Grace shook her head. "Fanny, I can honestly say that you are nothing like your husband."

"Sometimes I feel he was the better of the two of us."

"Fanny! After all that you wrote about him, you are now defending him. I do not understand." Grace was shocked at the turn of the conversation and would have liked to question Fanny further, but she also needed rest before returning to William. She was determined that once William was out of danger, she would have a long talk with Fanny, for she was not herself.

"People are not always consistent, Grace. Situations cause us to act in different ways, and life is not as simple as you think it is." There was a hard edge to Fanny's tone, and she climbed out of the warmth of the bed. "I apologise, Grace. All you are going through, and I am being a wet goose and trying to seek some sort of redemption from you."

"This is not like you," Grace said. "I feel there is more to tell, for a lot of what you are saying does not make sense."

"There is more, but now is not the time. I am so sorry for being a ninnyhammer. I do hope you can get some rest, though my ramblings would suggest that I have not helped in that regard."

Grace smiled. "Be gone with you. Of course you have helped.
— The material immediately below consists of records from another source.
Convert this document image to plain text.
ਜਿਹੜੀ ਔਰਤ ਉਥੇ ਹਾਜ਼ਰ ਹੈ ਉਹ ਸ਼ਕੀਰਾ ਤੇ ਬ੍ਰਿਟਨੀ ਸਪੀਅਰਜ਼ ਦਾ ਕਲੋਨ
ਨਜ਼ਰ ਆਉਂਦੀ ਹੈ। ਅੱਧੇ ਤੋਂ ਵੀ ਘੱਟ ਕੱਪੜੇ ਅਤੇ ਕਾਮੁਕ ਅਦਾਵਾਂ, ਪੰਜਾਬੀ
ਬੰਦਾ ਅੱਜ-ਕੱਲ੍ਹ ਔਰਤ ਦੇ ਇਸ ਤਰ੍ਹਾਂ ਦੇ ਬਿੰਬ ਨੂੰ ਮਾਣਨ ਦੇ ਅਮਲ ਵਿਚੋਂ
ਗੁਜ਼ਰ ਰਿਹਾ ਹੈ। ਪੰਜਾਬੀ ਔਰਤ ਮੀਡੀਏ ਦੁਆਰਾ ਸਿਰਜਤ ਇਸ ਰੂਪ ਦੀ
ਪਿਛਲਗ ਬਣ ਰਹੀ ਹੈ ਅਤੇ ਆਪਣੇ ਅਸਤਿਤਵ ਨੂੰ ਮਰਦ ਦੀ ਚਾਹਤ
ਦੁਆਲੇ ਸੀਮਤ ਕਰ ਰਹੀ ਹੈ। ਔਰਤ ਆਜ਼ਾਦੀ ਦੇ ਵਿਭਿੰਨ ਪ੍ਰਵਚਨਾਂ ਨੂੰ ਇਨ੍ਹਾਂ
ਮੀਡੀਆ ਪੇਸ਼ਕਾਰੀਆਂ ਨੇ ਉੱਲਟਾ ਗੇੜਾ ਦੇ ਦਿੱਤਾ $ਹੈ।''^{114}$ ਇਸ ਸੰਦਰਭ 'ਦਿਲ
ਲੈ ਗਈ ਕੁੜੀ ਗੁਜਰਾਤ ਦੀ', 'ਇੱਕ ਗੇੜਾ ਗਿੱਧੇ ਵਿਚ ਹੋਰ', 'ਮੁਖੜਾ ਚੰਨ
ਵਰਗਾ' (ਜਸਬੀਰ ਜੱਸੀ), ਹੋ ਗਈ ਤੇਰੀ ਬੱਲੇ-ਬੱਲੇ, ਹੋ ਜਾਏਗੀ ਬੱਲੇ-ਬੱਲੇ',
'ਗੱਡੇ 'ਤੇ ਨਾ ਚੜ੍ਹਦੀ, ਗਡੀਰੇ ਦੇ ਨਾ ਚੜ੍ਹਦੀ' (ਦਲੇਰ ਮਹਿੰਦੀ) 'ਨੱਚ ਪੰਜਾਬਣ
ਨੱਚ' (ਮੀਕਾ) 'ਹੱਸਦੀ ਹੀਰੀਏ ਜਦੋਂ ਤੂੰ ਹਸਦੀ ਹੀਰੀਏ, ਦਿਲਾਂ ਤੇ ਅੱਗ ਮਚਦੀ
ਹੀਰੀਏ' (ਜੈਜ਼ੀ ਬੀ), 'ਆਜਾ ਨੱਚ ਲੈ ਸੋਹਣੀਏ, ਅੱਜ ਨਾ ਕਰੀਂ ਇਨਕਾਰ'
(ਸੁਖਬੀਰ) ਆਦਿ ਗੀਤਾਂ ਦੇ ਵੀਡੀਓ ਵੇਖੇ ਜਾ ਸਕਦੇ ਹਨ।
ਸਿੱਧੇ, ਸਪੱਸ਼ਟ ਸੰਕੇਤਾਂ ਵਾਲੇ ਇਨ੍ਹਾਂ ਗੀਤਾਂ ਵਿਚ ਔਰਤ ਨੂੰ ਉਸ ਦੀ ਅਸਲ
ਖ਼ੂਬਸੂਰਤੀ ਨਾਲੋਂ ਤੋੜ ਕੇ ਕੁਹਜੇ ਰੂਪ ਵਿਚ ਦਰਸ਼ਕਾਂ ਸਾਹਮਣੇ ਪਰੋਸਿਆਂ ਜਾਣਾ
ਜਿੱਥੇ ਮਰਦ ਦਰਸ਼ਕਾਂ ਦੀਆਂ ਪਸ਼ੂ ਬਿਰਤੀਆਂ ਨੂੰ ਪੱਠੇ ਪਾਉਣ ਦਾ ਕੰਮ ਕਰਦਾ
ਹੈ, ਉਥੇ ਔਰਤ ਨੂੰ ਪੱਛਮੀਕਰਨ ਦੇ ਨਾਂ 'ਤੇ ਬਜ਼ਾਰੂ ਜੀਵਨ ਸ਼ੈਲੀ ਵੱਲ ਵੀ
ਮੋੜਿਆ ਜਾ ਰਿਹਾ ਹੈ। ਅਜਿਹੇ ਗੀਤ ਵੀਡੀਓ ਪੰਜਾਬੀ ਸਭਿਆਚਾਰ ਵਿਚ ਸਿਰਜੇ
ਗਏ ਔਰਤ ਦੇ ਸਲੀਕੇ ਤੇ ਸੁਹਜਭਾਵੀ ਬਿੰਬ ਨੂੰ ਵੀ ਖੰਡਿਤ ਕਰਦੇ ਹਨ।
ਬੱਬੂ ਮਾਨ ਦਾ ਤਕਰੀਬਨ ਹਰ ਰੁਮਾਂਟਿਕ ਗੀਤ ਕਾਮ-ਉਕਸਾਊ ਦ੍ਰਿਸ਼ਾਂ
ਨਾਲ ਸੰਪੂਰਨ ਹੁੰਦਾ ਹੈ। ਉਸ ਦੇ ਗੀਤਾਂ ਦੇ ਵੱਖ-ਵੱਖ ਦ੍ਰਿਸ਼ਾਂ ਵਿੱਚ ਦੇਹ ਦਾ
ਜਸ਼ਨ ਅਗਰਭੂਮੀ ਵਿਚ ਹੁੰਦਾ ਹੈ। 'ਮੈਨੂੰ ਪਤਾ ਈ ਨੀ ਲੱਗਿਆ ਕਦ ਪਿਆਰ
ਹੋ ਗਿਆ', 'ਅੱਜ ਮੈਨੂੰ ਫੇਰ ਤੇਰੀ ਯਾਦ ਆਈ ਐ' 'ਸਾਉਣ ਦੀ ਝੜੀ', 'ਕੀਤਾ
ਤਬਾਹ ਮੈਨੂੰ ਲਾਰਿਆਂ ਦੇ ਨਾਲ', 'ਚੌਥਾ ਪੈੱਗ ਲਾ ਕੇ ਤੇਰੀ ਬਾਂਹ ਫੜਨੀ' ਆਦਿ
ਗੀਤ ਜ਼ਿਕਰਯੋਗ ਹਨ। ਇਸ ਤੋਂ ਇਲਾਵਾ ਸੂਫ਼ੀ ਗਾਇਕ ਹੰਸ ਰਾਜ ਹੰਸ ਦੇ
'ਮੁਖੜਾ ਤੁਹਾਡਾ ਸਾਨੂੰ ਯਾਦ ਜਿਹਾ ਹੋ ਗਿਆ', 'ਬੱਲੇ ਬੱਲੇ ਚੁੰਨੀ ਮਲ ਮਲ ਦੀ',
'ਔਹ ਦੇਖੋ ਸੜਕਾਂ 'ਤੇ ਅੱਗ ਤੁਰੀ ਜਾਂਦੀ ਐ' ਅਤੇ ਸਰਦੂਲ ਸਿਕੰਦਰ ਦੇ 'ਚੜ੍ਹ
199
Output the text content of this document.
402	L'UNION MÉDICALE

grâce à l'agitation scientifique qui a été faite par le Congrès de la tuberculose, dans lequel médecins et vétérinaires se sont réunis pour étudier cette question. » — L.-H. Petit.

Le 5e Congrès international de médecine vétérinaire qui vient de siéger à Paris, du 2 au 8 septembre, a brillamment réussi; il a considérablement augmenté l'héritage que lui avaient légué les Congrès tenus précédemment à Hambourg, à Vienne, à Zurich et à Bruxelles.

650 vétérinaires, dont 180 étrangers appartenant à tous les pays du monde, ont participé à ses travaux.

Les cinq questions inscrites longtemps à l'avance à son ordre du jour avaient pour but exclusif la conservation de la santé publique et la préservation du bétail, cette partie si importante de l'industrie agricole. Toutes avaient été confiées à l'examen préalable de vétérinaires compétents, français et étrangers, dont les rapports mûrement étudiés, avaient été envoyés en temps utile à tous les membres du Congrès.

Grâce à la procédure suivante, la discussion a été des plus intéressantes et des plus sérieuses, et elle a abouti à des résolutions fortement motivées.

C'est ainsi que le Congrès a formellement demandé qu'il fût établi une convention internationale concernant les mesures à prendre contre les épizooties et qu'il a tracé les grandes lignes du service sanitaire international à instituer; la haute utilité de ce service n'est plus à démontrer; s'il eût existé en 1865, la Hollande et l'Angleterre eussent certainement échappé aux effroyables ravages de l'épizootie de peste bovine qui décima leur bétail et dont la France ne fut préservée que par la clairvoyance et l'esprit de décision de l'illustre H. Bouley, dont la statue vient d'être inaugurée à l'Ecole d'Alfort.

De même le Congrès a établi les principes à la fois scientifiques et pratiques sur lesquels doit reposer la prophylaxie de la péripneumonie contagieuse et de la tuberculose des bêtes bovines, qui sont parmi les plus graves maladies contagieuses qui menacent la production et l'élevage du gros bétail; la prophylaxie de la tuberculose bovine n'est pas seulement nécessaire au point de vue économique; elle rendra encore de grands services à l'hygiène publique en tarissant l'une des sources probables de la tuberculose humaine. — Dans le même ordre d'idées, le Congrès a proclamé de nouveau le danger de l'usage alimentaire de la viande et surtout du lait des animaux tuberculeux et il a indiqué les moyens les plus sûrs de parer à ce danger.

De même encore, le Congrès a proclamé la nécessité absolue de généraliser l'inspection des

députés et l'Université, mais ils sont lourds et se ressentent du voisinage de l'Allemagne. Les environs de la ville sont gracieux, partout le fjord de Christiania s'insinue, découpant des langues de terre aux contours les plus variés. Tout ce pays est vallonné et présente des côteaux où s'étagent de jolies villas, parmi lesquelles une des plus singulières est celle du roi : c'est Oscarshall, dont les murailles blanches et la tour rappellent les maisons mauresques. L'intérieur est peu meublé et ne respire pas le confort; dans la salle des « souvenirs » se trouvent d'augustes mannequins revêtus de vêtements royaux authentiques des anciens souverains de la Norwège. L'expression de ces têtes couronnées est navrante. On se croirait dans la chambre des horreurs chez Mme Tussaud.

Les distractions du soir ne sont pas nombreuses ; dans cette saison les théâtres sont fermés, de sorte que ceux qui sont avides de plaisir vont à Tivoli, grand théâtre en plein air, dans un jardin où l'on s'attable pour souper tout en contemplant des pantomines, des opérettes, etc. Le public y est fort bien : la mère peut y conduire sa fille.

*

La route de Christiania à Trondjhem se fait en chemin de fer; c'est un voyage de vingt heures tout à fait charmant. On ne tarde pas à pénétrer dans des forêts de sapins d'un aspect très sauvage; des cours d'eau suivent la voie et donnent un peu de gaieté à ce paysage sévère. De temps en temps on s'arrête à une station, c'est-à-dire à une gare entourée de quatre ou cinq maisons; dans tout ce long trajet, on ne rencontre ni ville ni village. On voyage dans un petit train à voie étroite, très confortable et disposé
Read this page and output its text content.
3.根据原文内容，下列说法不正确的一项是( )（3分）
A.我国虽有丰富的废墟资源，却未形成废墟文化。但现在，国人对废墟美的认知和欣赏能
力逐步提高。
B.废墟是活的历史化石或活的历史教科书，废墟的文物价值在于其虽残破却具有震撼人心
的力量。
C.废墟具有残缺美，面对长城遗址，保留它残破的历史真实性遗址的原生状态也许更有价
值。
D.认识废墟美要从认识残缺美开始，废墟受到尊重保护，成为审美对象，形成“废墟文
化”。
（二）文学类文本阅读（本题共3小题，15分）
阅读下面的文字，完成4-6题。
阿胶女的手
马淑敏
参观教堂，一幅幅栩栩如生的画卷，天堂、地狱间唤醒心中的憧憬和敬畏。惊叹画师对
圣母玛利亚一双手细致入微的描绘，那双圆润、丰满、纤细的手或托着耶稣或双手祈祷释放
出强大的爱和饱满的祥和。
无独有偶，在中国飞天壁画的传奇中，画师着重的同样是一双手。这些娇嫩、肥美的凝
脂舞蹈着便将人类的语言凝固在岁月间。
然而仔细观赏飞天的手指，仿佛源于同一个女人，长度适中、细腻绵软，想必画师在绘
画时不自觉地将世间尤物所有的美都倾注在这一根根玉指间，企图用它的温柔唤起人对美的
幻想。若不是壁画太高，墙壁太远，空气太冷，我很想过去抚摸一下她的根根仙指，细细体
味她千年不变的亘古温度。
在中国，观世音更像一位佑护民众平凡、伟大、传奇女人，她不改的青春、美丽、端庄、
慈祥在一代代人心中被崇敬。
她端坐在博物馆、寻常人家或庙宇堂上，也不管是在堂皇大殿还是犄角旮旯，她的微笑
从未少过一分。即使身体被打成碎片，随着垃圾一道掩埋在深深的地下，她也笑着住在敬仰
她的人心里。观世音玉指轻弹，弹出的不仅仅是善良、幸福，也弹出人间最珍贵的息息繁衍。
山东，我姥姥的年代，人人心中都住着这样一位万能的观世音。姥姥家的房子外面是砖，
Whenever you are ready to tell me all that is troubling you, I am here to listen."

"I do not deserve you, but I am grateful that you are my cousin, for I know you have a forgiving nature for which I am especially thankful," Fanny said before leaving the bedchamber.

Grace frowned at her hands as her fingers plucked at the bedcover when Fanny had left. There was something amiss with her, but she had no idea what it could be. Her confession about hiring a poor nurse in the hope that it would speed Stewart's demise was not the nicest thing to have done to someone who was severely ill, but it was not criminal in any way. Many people employed nurses rather than care for the patient themselves. She wondered if Fanny was a little more hysterical than she had remembered. If she was, it was hardly any wonder after living on her nerves for so long with a cruel husband, but there were other indications that Fanny was not as she remembered. She was harder, bitter even, but Grace hoped that when the mourning period for Stewart was well and truly over, Fanny would start to relax and return to the woman Grace used to know. She was ashamed to admit to herself that she had begun to dread travelling with Fanny as a few times she found what she said to be disagreeable at best and outright unpleasant in some instances.

Her thoughts brought her around to William, and she sank into the pillows, promising herself that she would only sleep for an hour or two and then return to his chamber.

That was the last thought she had as the strain of the day and the soothing drink took effect.